Par Éric Tariant · Le Journal des Arts

Le 29 juin 2001 - 1061 mots

René Millet, expert à Paris, nous présente les ventes de tableaux anciens qui se dérouleront chez Sotheby’s et Christie’s, à Londres, les 11 et 12 juillet. En vedette, chez Sotheby’s, une saisissante étude de Pan et Syrinx due à Rubens et Bruegel le Jeune, et chez Christie’s, des œuvres de Véronèse, Georg Flegel et Jan Weenix...

Les sessions de ventes de tableaux anciens organisées à Londres à la mi-juillet sont-elles d’une qualité équivalente à celle du mois de janvier ?
Elles sont vraiment de qualité équivalente. Il est intéressant de souligner que les auctioneers sont en train d’essayer de spécialiser chacune des deux places. Londres hérite des écoles nordiques avec un nombre très important de tableaux. On recense dans la seul “part one” [ndlr : première partie de la vente] de Sotheby’s 57 tableaux des écoles nordiques sur 75 numéros. Il y a, en revanche, très peu de tableaux italiens et encore moins de tableaux français. Il n’y en a pas un seul dans la “part one” de Sotheby’s. New York serait, pour sa part, plutôt tournée vers les écoles françaises et italiennes...

Que pensez vous de la “part one” de Sotheby’s qui se tiendra le 12 juillet 2001 ?
Celle-ci comprend un tableau majeur, un travail de Rubens et de Bruegel le Jeune intitulé Pan et Syrinx (lot n° 29). Ce panneau est une vraie merveille. Il est d’une richesse, d’une tonicité, d’un dynamisme propres aux artistes. Sur la reproduction du catalogue, le détail représentant Pan est remarquable. Il ne serait pas étonnant que le tableau dépasse son estimation fixée de 800 000 à 1,2 million de livres. On notera aussi les portraits de Jordaens (lot n° 35 et 36) aux estimations peut-être excessives (700 000-1 million de livres pour l’un, 150-200 000 livres pour l’autre). La nature morte de Michel Bouillon datant de 1654 (lot n° 37) est également superbe. Les ventes publiques françaises ont rarement la chance de présenter des toiles de ce type.
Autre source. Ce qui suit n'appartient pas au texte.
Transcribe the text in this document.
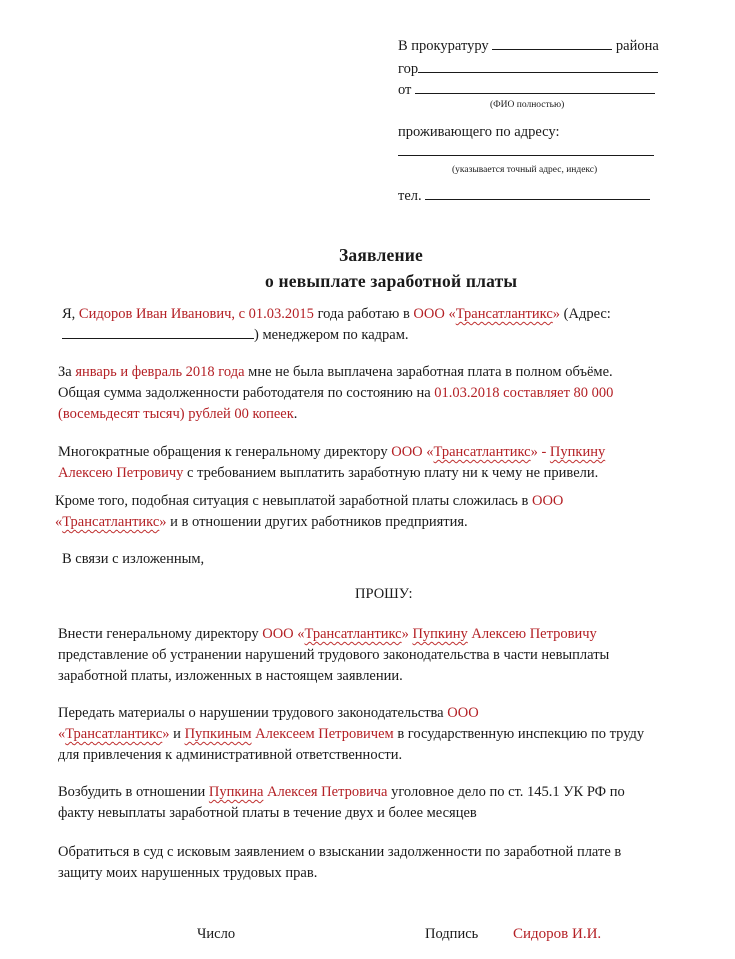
В прокуратуру	района
гор
от
(ФИО полностью)
проживающего по адресу:
(указывается точный адрес, индекс)
тел.
Заявление
о невыплате заработной платы
Я, Сидоров Иван Иванович, с 01.03.2015 года работаю в ООО «Трансатлантикс» (Адрес:
) менеджером по кадрам.
За январь и февраль 2018 года мне не была выплачена заработная плата в полном объёме.
Общая сумма задолженности работодателя по состоянию на 01.03.2018 составляет 80 000
(восемьдесят тысяч) рублей 00 копеек.
Многократные обращения к генеральному директору ООО «Трансатлантикс» - Пупкину
Алексею Петровичу с требованием выплатить заработную плату ни к чему не привели.
Кроме того, подобная ситуация с невыплатой заработной платы сложилась в ООО
«Трансатлантикс» и в отношении других работников предприятия.
В связи с изложенным,
ПРОШУ:
Внести генеральному директору ООО «Трансатлантикс» Пупкину Алексею Петровичу
представление об устранении нарушений трудового законодательства в части невыплаты
заработной платы, изложенных в настоящем заявлении.
Передать материалы о нарушении трудового законодательства ООО
«Трансатлантикс» и Пупкиным Алексеем Петровичем в государственную инспекцию по труду
для привлечения к административной ответственности.
Возбудить в отношении Пупкина Алексея Петровича уголовное дело по ст. 145.1 УК РФ по
факту невыплаты заработной платы в течение двух и более месяцев
Обратиться в суд с исковым заявлением о взыскании задолженности по заработной плате в
защиту моих нарушенных трудовых прав.
Число	Подпись Сидоров И.И.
Un seul des tableaux italiens est réellement intéressant, celui de Carlo Dolci, Sainte Apollonia (lot n° 65, voir notre photographie). Il possède tout ce que l’on cherche dans un beau Dolci : un côté très émaillé, une sensualité tout à fait florentine. Il est, en outre, dans un état qui semble plus qu’honorable. Son estimation (150-200 000 livres) témoigne du fait qu’il existe enfin un marché pour ce type d’œuvres qui étaient jusqu’à présent très à la traîne. La nature morte de Willem Claesz Heda (lot n° 45) est également tout à fait digne d’intérêt. Son estimation me semble, en revanche, très élevée (350-450 000 livres), surtout si l’on tient compte de son état, et même si je ne l’ai vu qu’en photographie. La partie flamande de la vente est tout aussi extraordinaire. J’ai néanmoins l’impression que ces grandes maisons ont de plus en plus de mal à trouver des lots et sont donc amenées à tirer un peu sur les prix. Il existe plus de vraies surprises sur le marché français.
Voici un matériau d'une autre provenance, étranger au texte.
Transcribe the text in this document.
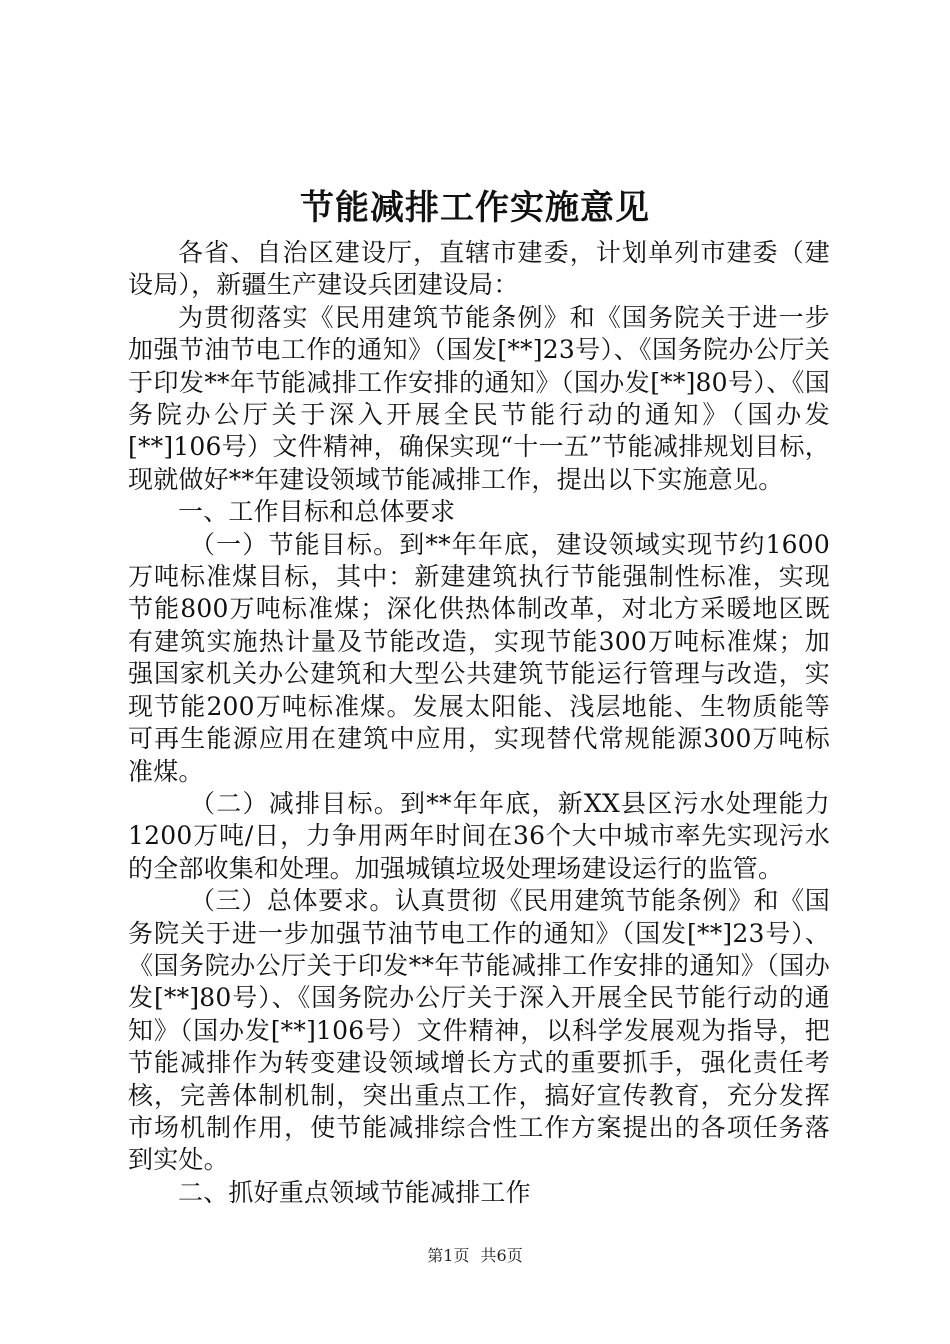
节能减排工作实施意见

各省、自治区建设厅，直辖市建委，计划单列市建委（建设局），新疆生产建设兵团建设局：

为贯彻落实《民用建筑节能条例》和《国务院关于进一步加强节油节电工作的通知》（国发[**]23号）、《国务院办公厅关于印发**年节能减排工作安排的通知》（国办发[**]80号）、《国务院办公厅关于深入开展全民节能行动的通知》（国办发[**]106号）文件精神，确保实现“十一五”节能减排规划目标，现就做好**年建设领域节能减排工作，提出以下实施意见。

一、工作目标和总体要求

（一）节能目标。到**年年底，建设领域实现节约1600万吨标准煤目标，其中：新建建筑执行节能强制性标准，实现节能800万吨标准煤；深化供热体制改革，对北方采暖地区既有建筑实施热计量及节能改造，实现节能300万吨标准煤；加强国家机关办公建筑和大型公共建筑节能运行管理与改造，实现节能200万吨标准煤。发展太阳能、浅层地能、生物质能等可再生能源应用在建筑中应用，实现替代常规能源300万吨标准煤。

（二）减排目标。到**年年底，新XX县区污水处理能力1200万吨/日，力争用两年时间在36个大中城市率先实现污水的全部收集和处理。加强城镇垃圾处理场建设运行的监管。

（三）总体要求。认真贯彻《民用建筑节能条例》和《国务院关于进一步加强节油节电工作的通知》（国发[**]23号）、《国务院办公厅关于印发**年节能减排工作安排的通知》（国办发[**]80号）、《国务院办公厅关于深入开展全民节能行动的通知》（国办发[**]106号）文件精神，以科学发展观为指导，把节能减排作为转变建设领域增长方式的重要抓手，强化责任考核，完善体制机制，突出重点工作，搞好宣传教育，充分发挥市场机制作用，使节能减排综合性工作方案提出的各项任务落到实处。

二、抓好重点领域节能减排工作

第1页 共6页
Qu’en est-il de la” part one” de Christie’s ?
Le catalogue de Christie’s est somptueux mais sans réelle homogénéité. Le tableau de Laurent de La Hyre semble inédit... Celui de Lorrain, dans un goût anglais, est à noter également. Il y a aussi un David qui semble ne pas être dans un bon état, quelques natures mortes et un très beau Véronèse (lot n° 91) doté d’un mouvement merveilleux, d’un sens du raccourci propre à l’artiste : une œuvre élégante, noble, extrêmement subtile. Le Fra Galgario (lot n° 95) retient aussi mon attention ; il se rapproche des frères Le Nain. Le tableau de Georg Flegel (lot n° 50) a l’air tout aussi fantastique. On relèvera la plasticité des éléments, l’harmonie générale du tableau qui possède une véritable force, une tonicité remarquable. Le Jan Weenix (lot n° 37) est un autre lot vraiment intéressant, qui sort de l’ordinaire... La qualité des toiles hollandaises semble, cette fois-ci, plus forte chez Christie’s que chez Sotheby’s, comme en témoigne le Pieter Lastman (lot n° 21). Il s’agit de peintres qu’on ne connaissait pas il y a vingt ans et Christie’s, plus tôt que d’autres, a fait l’effort de les valoriser... Le Jan Bruegel (lot n° 8) est le plus beau des tableaux flamands. Ce panneau est un peu sale mais somptueux de qualité : un sujet religieux avec une profonde beauté de la nature. La qualité des détails donne envie d’acheter cette œuvre. L’estimation (250-350 000 livres) pour cette merveille est raisonnable.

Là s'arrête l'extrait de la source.